Wednesday, June 24, 2009

The madness of Antonio Maria Costa

UN wants 'flood of drugs' in Afghanistan to devalue opium
guardian.co.uk, Monday May 25 2009
Jon Boone in Herat

United Nations officials in Afghanistan are attempting to create a "flood of drugs" in the country intended to destroy the value of opium and force poppy farmers to switch to legal crops such as wheat.

After the failure to destroy fields of the scarlet flowers in Afghanistan's volatile south, the United Nations Office on Drugs and Crime says the answer is to stop the drugs from leaving the country in the first place.

"Manual eradication is incompetent and inefficient," UNODC chief Antonio Maria Costa said during a visit to the western Afghan province of Herat. "So we want to see more efforts to stop the flow of drugs across Afghanistan's borders and the hitting of high-value targets to create a market disruption.

"We want to create a flood of drugs within Afghanistan.
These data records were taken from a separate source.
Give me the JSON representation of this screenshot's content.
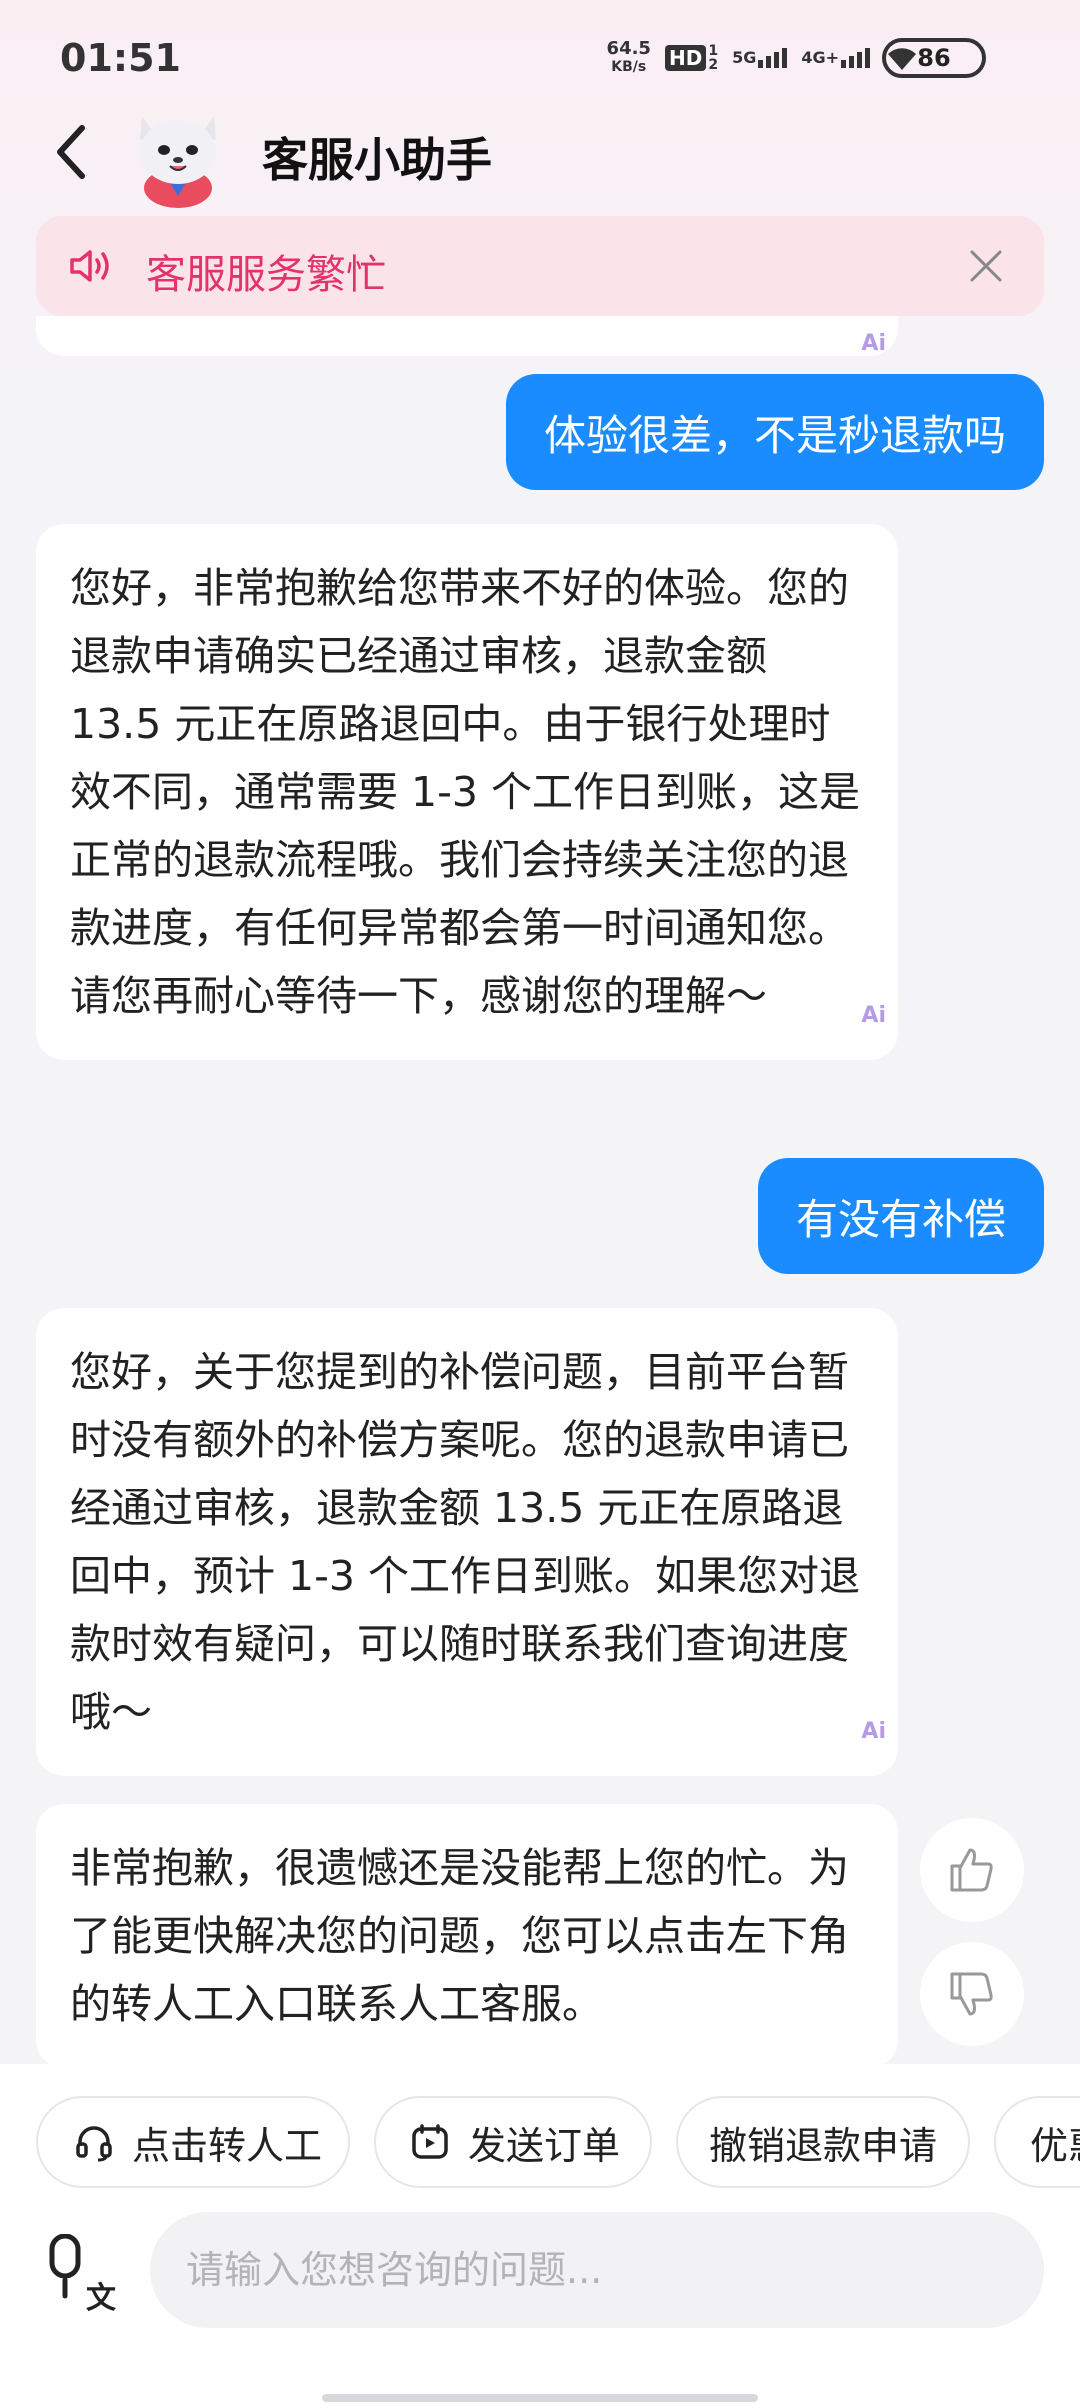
{
  "status_bar": {
    "time": "01:51",
    "net_speed_value": "64.5",
    "net_speed_unit": "KB/s",
    "hd_label": "HD",
    "hd_sub": "1",
    "hd_sub2": "2",
    "sig1_label": "5G",
    "sig2_label": "4G+",
    "battery": "86"
  },
  "header": {
    "title": "客服小助手",
    "back_icon": "chevron-left-icon",
    "avatar": "cat-mascot-avatar"
  },
  "notice": {
    "text": "客服服务繁忙",
    "icon": "speaker-icon",
    "close_icon": "close-icon",
    "accent": "#e2336b",
    "background": "#fbe3ea"
  },
  "messages": [
    {
      "role": "user",
      "text": "体验很差，不是秒退款吗"
    },
    {
      "role": "bot",
      "text": "您好，非常抱歉给您带来不好的体验。您的退款申请确实已经通过审核，退款金额 13.5 元正在原路退回中。由于银行处理时效不同，通常需要 1-3 个工作日到账，这是正常的退款流程哦。我们会持续关注您的退款进度，有任何异常都会第一时间通知您。请您再耐心等待一下，感谢您的理解～",
      "tag": "Ai"
    },
    {
      "role": "user",
      "text": "有没有补偿"
    },
    {
      "role": "bot",
      "text": "您好，关于您提到的补偿问题，目前平台暂时没有额外的补偿方案呢。您的退款申请已经通过审核，退款金额 13.5 元正在原路退回中，预计 1-3 个工作日到账。如果您对退款时效有疑问，可以随时联系我们查询进度哦～",
      "tag": "Ai"
    },
    {
      "role": "bot",
      "text": "非常抱歉，很遗憾还是没能帮上您的忙。为了能更快解决您的问题，您可以点击左下角的转人工入口联系人工客服。"
    }
  ],
  "feedback": {
    "like_icon": "thumbs-up-icon",
    "dislike_icon": "thumbs-down-icon"
  },
  "quick_actions": [
    {
      "label": "点击转人工",
      "icon": "headset-icon"
    },
    {
      "label": "发送订单",
      "icon": "order-icon"
    },
    {
      "label": "撤销退款申请"
    },
    {
      "label": "优惠"
    }
  ],
  "input": {
    "placeholder": "请输入您想咨询的问题...",
    "value": "",
    "voice_icon": "voice-translate-icon",
    "voice_sub": "文"
  },
  "colors": {
    "user_bubble": "#1a8cff",
    "ai_tag": "#b59ae6"
  }
}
There will be so much opium inside Afghanistan unable to go out that the price will go down."

UN report shows fall in opium and cocaine production
Duncan Campbell guardian.co.uk, Wednesday 24 June 2009

Drug use should be treated more as an illness than a crime, the head of the UN Office on Drugs and Crime said as he claimed a decline in the production of cocaine and heroin worldwide.

"People who take drugs need medical help, not criminal retribution," said Antonio Maria Costa, director of UNODC, calling for universal access to drug treatment. Since people with serious drug problems provided the bulk of drug demand, treating this problem was one of the best ways of shrinking the market.

His call for international law enforcement to target traffickers rather than users came as it was announced that there is a worldwide growth in synthetic drugs.